We need to choose 2 men out of 6, and separately choose 2 women out of 4. By the multiplication principle, the number of committees with exactly 2 men and 2 women is \[
\binom{6}{2} \times \binom{4}{2} = 15 \times 9 = 90
\]
Therefore, there are \(\boldsymbol{90}\) committees consisting of exactly 2 men and 2 women.
Question 1.4.2
Suppose we roll eight fair six-sided dice.
What is the probability that all eight dice show a 6?
What is the probability that all eight dice show the same number?
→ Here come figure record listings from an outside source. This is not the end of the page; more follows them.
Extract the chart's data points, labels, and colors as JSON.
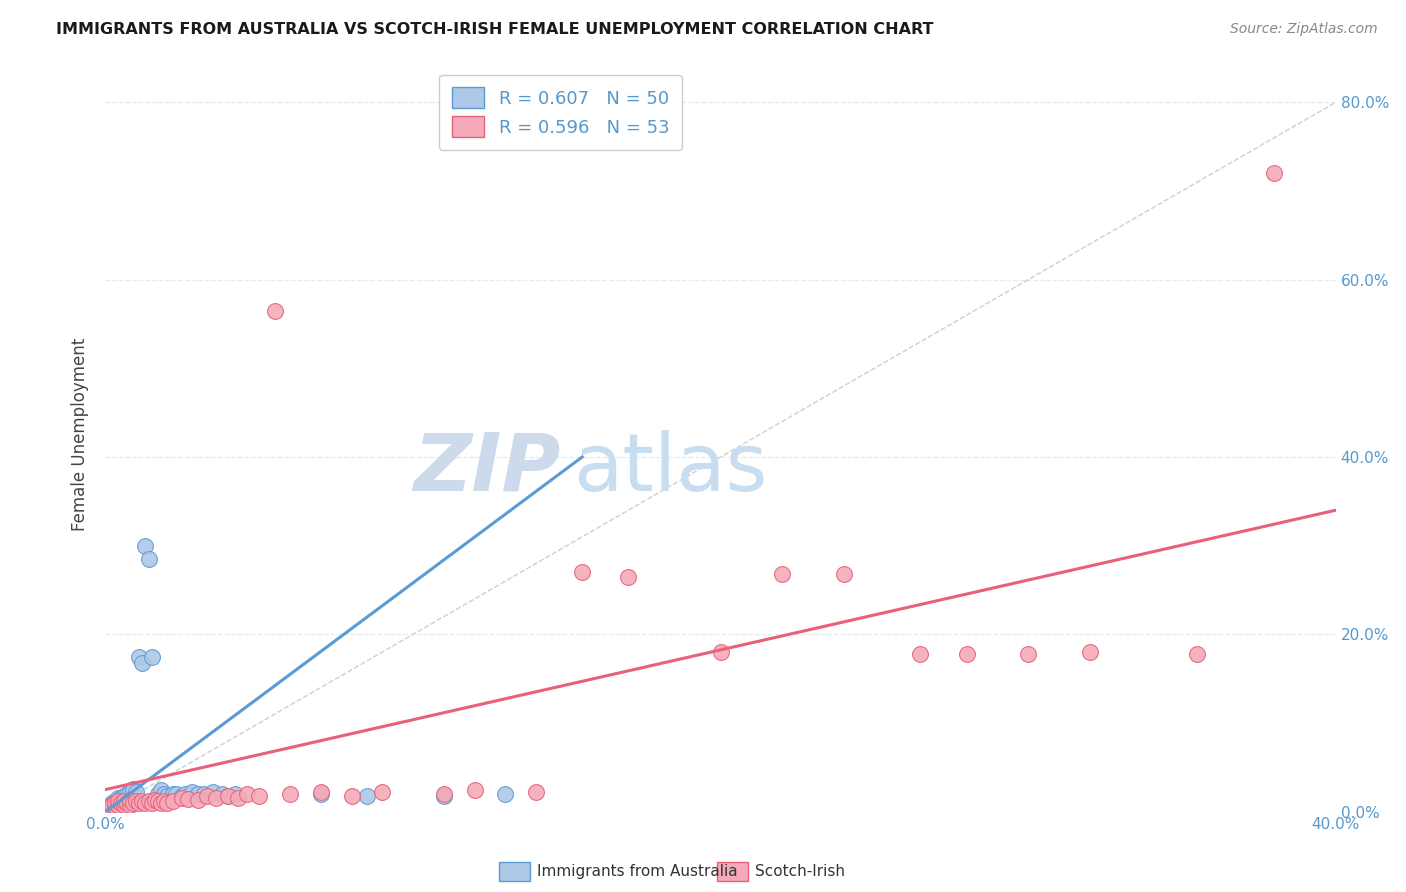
{
  "title": "IMMIGRANTS FROM AUSTRALIA VS SCOTCH-IRISH FEMALE UNEMPLOYMENT CORRELATION CHART",
  "source": "Source: ZipAtlas.com",
  "ylabel": "Female Unemployment",
  "ylabel_right_ticks": [
    "0.0%",
    "20.0%",
    "40.0%",
    "60.0%",
    "80.0%"
  ],
  "ylabel_right_vals": [
    0.0,
    0.2,
    0.4,
    0.6,
    0.8
  ],
  "xlim": [
    0.0,
    0.4
  ],
  "ylim": [
    0.0,
    0.85
  ],
  "blue_scatter": [
    [
      0.001,
      0.003
    ],
    [
      0.001,
      0.006
    ],
    [
      0.002,
      0.005
    ],
    [
      0.002,
      0.008
    ],
    [
      0.002,
      0.01
    ],
    [
      0.003,
      0.004
    ],
    [
      0.003,
      0.007
    ],
    [
      0.003,
      0.01
    ],
    [
      0.003,
      0.012
    ],
    [
      0.004,
      0.006
    ],
    [
      0.004,
      0.009
    ],
    [
      0.004,
      0.013
    ],
    [
      0.004,
      0.016
    ],
    [
      0.005,
      0.005
    ],
    [
      0.005,
      0.01
    ],
    [
      0.005,
      0.015
    ],
    [
      0.006,
      0.008
    ],
    [
      0.006,
      0.013
    ],
    [
      0.006,
      0.018
    ],
    [
      0.007,
      0.012
    ],
    [
      0.007,
      0.02
    ],
    [
      0.008,
      0.015
    ],
    [
      0.008,
      0.022
    ],
    [
      0.009,
      0.018
    ],
    [
      0.009,
      0.026
    ],
    [
      0.01,
      0.022
    ],
    [
      0.011,
      0.175
    ],
    [
      0.012,
      0.168
    ],
    [
      0.013,
      0.3
    ],
    [
      0.014,
      0.285
    ],
    [
      0.015,
      0.175
    ],
    [
      0.017,
      0.02
    ],
    [
      0.018,
      0.025
    ],
    [
      0.019,
      0.02
    ],
    [
      0.02,
      0.018
    ],
    [
      0.022,
      0.02
    ],
    [
      0.023,
      0.02
    ],
    [
      0.025,
      0.018
    ],
    [
      0.026,
      0.02
    ],
    [
      0.028,
      0.022
    ],
    [
      0.03,
      0.02
    ],
    [
      0.032,
      0.02
    ],
    [
      0.035,
      0.022
    ],
    [
      0.038,
      0.02
    ],
    [
      0.04,
      0.018
    ],
    [
      0.042,
      0.02
    ],
    [
      0.07,
      0.02
    ],
    [
      0.085,
      0.018
    ],
    [
      0.11,
      0.018
    ],
    [
      0.13,
      0.02
    ]
  ],
  "pink_scatter": [
    [
      0.001,
      0.005
    ],
    [
      0.002,
      0.008
    ],
    [
      0.003,
      0.006
    ],
    [
      0.003,
      0.01
    ],
    [
      0.004,
      0.008
    ],
    [
      0.004,
      0.012
    ],
    [
      0.005,
      0.01
    ],
    [
      0.006,
      0.008
    ],
    [
      0.006,
      0.012
    ],
    [
      0.007,
      0.01
    ],
    [
      0.008,
      0.008
    ],
    [
      0.008,
      0.013
    ],
    [
      0.009,
      0.01
    ],
    [
      0.01,
      0.012
    ],
    [
      0.011,
      0.01
    ],
    [
      0.012,
      0.012
    ],
    [
      0.013,
      0.01
    ],
    [
      0.014,
      0.012
    ],
    [
      0.015,
      0.01
    ],
    [
      0.016,
      0.013
    ],
    [
      0.017,
      0.012
    ],
    [
      0.018,
      0.01
    ],
    [
      0.019,
      0.012
    ],
    [
      0.02,
      0.01
    ],
    [
      0.022,
      0.012
    ],
    [
      0.025,
      0.015
    ],
    [
      0.027,
      0.014
    ],
    [
      0.03,
      0.013
    ],
    [
      0.033,
      0.018
    ],
    [
      0.036,
      0.016
    ],
    [
      0.04,
      0.018
    ],
    [
      0.043,
      0.016
    ],
    [
      0.046,
      0.02
    ],
    [
      0.05,
      0.018
    ],
    [
      0.055,
      0.565
    ],
    [
      0.06,
      0.02
    ],
    [
      0.07,
      0.022
    ],
    [
      0.08,
      0.018
    ],
    [
      0.09,
      0.022
    ],
    [
      0.11,
      0.02
    ],
    [
      0.12,
      0.025
    ],
    [
      0.14,
      0.022
    ],
    [
      0.155,
      0.27
    ],
    [
      0.17,
      0.265
    ],
    [
      0.2,
      0.18
    ],
    [
      0.22,
      0.268
    ],
    [
      0.24,
      0.268
    ],
    [
      0.265,
      0.178
    ],
    [
      0.28,
      0.178
    ],
    [
      0.3,
      0.178
    ],
    [
      0.32,
      0.18
    ],
    [
      0.355,
      0.178
    ],
    [
      0.38,
      0.72
    ]
  ],
  "blue_line": [
    [
      0.0,
      0.0
    ],
    [
      0.155,
      0.4
    ]
  ],
  "pink_line": [
    [
      0.0,
      0.025
    ],
    [
      0.4,
      0.34
    ]
  ],
  "diag_line": [
    [
      0.0,
      0.0
    ],
    [
      0.425,
      0.85
    ]
  ],
  "blue_color": "#5b9bd5",
  "pink_color": "#e8607a",
  "blue_fill": "#aec8e8",
  "pink_fill": "#f4aab8",
  "diag_color": "#bbbbbb",
  "watermark_zip_color": "#ccdaeb",
  "watermark_atlas_color": "#c8ddf0",
  "background_color": "#ffffff",
  "grid_color": "#dde8f0",
  "tick_color": "#5599cc",
  "legend_box_color": "#cccccc"
}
By independence, the probability that all eight dice show a 6 is \[
\mathbb{P}(\text{all eight show six}) = \left(\frac{1}{6}\right)^8 = \frac{1}{1{,}679{,}616}
\] Therefore, the probability that all eight dice show a 6 is \(\boldsymbol{\dfrac{1}{1{,}679{,}616}}\).
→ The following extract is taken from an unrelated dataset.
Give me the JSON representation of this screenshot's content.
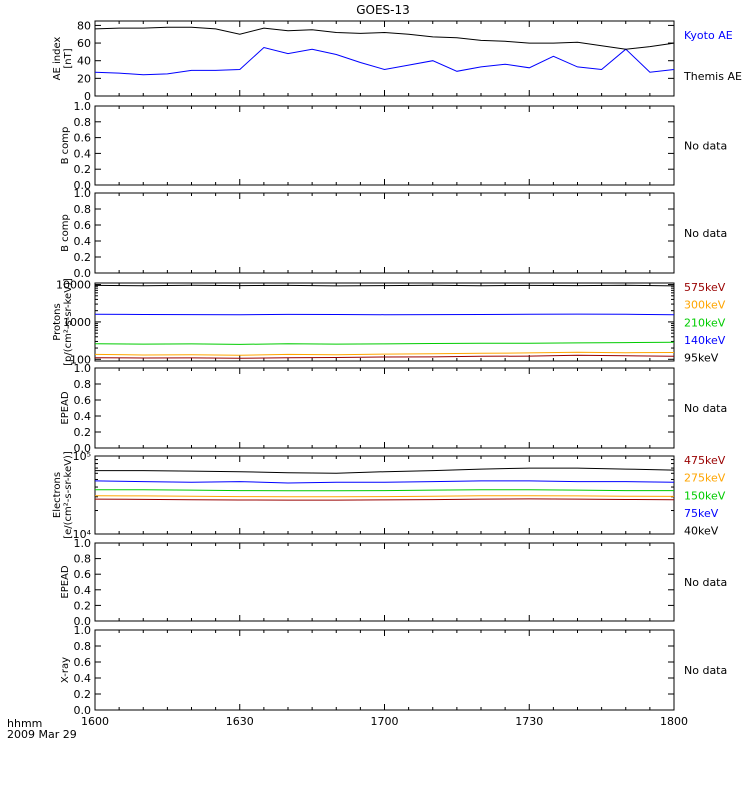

By additivity, summing over the six possible common values: \[
\begin{aligned}
\mathbb{P}(\text{all eight show same}) &= \sum_{i=1}^{6} \mathbb{P}(\text{all eight show } i) \\
&= \sum_{i=1}^{6} \left(\frac{1}{6}\right)^8 \\
&= 6 \left(\frac{1}{6}\right)^8 \\
&= \left(\frac{1}{6}\right)^7 \\
&= \frac{1}{279{,}936}
\end{aligned}
\] Therefore, the probability that all eight dice show the same number is \(\boldsymbol{\dfrac{1}{279{,}936}}\).
Question 1.4.3
Suppose we repeatedly roll two fair six-sided dice, considering the sum of the two values showing each time. What is the probability that the first time the sum is exactly 7 is on the third roll?
The probability of getting a sum of 7 on any one roll is \[
\mathbb{P}(\text{sum} = 7) = \frac{6}{36} = \frac{1}{6}
\] For the first sum of 7 to occur on the third roll, we need the first two rolls to not give a sum of 7, and the third roll to give a sum of 7. Since the rolls are independent, \[
\begin{aligned}
\mathbb{P}(\text{first 7 on third roll}) &= \left(\frac{5}{6}\right)^2 \left(\frac{1}{6}\right) \\
&= \frac{25}{216}
\end{aligned}
\] Therefore, the probability that the first time the sum is exactly 7 is on the third roll is \(\boldsymbol{\dfrac{25}{216}}\).